Did you solve it by now?
Did the the web config parameters yield any new insight?
Someone from splunk can probably provide a much better description but ... in terms of mounts vs replicated bundles it refers to how the search artifacts(?) (props/transforms etc) get to the index when a search is requested by a search head.
They are either provide by a replicated bundle(a tarball of all the required files) or a mounted bundle(a location that the index can readily access at any time).
The difference being that in some circumstances replication can cause slow downs due to slow replication (ie. large lookups inside your app are copied to the index).

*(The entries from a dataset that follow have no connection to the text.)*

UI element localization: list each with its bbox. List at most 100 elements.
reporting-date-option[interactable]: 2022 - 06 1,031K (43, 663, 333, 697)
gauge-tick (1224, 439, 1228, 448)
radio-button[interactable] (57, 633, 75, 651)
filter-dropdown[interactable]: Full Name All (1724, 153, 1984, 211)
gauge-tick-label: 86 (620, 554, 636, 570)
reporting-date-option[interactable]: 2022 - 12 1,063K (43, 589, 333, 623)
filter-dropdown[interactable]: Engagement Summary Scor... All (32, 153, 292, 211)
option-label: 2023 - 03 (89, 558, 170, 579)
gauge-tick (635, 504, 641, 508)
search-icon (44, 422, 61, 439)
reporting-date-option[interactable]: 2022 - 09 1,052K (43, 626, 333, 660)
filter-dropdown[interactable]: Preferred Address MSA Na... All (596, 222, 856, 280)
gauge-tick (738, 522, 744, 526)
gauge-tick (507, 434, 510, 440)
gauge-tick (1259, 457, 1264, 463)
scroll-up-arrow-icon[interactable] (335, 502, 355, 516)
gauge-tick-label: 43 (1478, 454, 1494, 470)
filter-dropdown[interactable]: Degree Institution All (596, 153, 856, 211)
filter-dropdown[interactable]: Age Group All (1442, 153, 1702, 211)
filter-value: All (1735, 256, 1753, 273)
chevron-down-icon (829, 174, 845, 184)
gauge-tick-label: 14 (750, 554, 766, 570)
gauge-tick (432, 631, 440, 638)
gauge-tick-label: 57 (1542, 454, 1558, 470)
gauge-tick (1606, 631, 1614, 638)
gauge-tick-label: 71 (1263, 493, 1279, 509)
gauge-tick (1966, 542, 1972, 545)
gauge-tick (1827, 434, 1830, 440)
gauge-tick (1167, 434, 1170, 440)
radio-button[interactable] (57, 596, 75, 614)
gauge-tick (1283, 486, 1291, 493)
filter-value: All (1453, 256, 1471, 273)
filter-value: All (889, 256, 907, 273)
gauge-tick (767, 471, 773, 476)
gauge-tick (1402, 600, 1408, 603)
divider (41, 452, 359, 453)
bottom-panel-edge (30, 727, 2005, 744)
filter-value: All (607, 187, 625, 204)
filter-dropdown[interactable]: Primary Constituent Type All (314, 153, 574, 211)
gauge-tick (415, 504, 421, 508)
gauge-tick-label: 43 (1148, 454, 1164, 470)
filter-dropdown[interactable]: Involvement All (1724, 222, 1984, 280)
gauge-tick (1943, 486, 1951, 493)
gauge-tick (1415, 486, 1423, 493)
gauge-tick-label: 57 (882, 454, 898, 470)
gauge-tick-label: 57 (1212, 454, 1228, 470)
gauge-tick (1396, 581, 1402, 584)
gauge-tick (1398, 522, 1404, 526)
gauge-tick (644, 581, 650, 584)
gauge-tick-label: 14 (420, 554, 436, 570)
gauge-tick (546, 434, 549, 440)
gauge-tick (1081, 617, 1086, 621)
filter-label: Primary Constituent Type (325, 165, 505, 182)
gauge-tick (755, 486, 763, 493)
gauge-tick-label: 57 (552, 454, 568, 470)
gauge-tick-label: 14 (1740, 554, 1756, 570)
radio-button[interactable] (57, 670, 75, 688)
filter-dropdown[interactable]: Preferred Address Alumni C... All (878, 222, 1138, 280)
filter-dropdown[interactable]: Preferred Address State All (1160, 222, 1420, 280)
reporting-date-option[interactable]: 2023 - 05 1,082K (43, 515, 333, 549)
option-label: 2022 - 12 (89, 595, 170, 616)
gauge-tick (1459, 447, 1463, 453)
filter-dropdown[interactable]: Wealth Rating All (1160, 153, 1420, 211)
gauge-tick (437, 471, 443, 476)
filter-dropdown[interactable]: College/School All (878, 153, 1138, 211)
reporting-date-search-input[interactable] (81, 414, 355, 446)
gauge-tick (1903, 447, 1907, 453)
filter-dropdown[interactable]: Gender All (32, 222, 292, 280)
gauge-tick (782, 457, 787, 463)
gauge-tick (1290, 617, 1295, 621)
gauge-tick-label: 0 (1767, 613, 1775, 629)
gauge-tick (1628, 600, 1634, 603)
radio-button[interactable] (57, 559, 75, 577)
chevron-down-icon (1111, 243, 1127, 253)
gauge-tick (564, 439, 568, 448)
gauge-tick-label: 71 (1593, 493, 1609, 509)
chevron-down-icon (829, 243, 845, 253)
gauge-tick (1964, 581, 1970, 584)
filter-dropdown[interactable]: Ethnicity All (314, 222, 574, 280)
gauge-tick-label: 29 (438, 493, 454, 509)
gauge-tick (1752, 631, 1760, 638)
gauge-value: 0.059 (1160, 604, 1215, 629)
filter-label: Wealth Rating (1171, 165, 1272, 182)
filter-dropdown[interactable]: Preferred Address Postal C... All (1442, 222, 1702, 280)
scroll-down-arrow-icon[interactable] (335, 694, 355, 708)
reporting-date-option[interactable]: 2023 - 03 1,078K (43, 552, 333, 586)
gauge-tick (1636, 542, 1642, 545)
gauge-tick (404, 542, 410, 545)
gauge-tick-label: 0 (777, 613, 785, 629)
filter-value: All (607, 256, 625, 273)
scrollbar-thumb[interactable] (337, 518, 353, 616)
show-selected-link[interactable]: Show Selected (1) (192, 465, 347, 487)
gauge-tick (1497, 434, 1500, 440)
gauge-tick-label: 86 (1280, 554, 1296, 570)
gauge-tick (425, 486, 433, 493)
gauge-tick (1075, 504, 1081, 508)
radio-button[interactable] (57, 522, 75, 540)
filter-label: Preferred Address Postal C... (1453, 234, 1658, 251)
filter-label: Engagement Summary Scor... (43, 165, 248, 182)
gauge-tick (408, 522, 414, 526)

I know Splunk does not tolerate cpu ready time. Do you know how to calculate percent CPU ready time?
- (CPU summation value / (
-(1000 / (20s * 1000)) * 100 = 5% CPU ready
Realtime: 20 seconds
Past Day: 5 minutes (300 seconds)
Past Week: 30 minutes (1800 seconds)
Past Month: 2 hours (7200 seconds)
Past Year: 1 day (86400 seconds)
Are you running the S.o.S. app? http://apps.splunk.com/app/748
Is RHEL setup according to VMware timekeeping guidelines? See their caveat about use of the divider=10 kernel param: http://kb.vmware.com/selfservice/microsites/search.do?language=en_US&cmd=displayKC&externalId=100642...
Does the jobs inspector show any long-running searches? I see in your 'top' output you have a splunkd with 1358M of memory and a lot of cpu time under its belt.

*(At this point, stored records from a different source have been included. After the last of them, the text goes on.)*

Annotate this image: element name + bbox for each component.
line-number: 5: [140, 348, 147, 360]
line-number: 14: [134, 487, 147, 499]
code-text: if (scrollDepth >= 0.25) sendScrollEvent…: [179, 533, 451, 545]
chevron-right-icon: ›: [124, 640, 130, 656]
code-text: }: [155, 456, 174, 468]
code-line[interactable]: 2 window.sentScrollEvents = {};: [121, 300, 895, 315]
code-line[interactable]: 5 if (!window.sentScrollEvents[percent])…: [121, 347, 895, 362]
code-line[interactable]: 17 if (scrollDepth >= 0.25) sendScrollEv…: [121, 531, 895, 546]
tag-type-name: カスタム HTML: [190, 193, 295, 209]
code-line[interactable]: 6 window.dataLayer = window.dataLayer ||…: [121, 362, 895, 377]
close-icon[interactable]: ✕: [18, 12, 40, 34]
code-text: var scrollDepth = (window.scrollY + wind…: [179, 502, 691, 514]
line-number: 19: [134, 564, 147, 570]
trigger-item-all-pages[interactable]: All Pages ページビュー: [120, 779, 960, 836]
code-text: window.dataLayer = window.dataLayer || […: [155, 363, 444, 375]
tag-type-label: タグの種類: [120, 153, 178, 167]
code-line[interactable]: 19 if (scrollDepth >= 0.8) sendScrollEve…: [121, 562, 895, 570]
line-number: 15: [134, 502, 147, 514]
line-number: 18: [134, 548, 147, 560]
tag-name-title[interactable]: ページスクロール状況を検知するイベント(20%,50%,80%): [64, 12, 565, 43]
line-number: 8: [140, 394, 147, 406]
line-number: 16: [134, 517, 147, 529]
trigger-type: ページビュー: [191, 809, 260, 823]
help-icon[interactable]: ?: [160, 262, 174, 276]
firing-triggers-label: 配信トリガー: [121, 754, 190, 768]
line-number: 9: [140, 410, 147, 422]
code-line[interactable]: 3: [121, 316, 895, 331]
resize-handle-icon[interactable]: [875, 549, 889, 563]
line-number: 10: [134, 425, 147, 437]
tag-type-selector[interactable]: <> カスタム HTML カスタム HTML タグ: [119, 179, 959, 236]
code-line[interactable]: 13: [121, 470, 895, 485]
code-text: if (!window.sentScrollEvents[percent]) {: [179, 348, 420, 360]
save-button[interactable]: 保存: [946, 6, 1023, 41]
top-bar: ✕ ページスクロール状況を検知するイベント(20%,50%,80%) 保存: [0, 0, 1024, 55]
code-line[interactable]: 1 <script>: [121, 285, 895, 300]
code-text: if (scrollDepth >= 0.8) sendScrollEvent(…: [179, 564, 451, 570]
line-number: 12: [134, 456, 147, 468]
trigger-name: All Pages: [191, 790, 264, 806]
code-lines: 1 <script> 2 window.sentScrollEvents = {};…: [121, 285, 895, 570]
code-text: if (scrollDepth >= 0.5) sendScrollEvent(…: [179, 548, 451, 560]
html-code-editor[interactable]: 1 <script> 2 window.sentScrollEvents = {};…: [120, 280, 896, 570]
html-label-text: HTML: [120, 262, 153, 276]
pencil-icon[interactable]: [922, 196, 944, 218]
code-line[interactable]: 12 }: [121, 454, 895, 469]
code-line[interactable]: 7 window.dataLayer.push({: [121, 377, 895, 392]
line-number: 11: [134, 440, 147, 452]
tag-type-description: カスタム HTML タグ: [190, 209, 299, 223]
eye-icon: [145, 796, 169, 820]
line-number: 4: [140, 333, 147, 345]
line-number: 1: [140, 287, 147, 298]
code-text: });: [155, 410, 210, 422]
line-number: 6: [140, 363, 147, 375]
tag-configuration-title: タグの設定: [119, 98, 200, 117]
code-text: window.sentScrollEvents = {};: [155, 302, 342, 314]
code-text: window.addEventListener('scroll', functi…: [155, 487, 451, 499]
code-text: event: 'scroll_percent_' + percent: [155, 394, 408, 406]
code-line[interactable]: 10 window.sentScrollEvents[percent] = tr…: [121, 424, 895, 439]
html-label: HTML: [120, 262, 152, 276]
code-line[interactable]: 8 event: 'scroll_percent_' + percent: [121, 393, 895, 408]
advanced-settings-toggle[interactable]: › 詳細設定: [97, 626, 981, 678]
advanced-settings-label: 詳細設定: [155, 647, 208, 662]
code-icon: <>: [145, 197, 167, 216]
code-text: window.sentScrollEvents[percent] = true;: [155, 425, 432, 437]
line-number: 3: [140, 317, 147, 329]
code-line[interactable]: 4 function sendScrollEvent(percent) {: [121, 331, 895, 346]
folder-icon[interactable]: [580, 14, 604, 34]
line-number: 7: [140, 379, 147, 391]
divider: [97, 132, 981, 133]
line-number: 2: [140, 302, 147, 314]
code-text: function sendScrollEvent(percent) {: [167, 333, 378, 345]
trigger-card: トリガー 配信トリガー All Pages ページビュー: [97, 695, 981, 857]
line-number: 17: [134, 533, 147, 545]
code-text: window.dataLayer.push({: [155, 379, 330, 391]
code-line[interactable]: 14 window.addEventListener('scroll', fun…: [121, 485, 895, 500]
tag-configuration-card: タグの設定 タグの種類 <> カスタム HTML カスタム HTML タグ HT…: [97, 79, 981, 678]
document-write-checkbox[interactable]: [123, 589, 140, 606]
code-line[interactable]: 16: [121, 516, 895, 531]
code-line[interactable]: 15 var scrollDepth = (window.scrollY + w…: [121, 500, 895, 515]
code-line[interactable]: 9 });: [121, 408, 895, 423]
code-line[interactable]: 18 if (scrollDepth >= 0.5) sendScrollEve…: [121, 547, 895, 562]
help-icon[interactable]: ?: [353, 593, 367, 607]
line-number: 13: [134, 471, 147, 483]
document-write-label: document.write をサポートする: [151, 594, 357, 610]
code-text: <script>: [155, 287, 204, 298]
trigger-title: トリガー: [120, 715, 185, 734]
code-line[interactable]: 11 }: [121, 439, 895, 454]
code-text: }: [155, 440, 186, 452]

Is your VMware infrastructure up to par? How many real sockets and cores do you have available? Are your VMware tools installed, up to date, and running? Are there any interesting events or alerts on the VMware side?
Question are you using CPU reservation or affinity? Also have looked at your virtual network metrics and os network stats ( retrans, drop packets in/out, connects established/passive/active)? What vmguest stats have you viewed?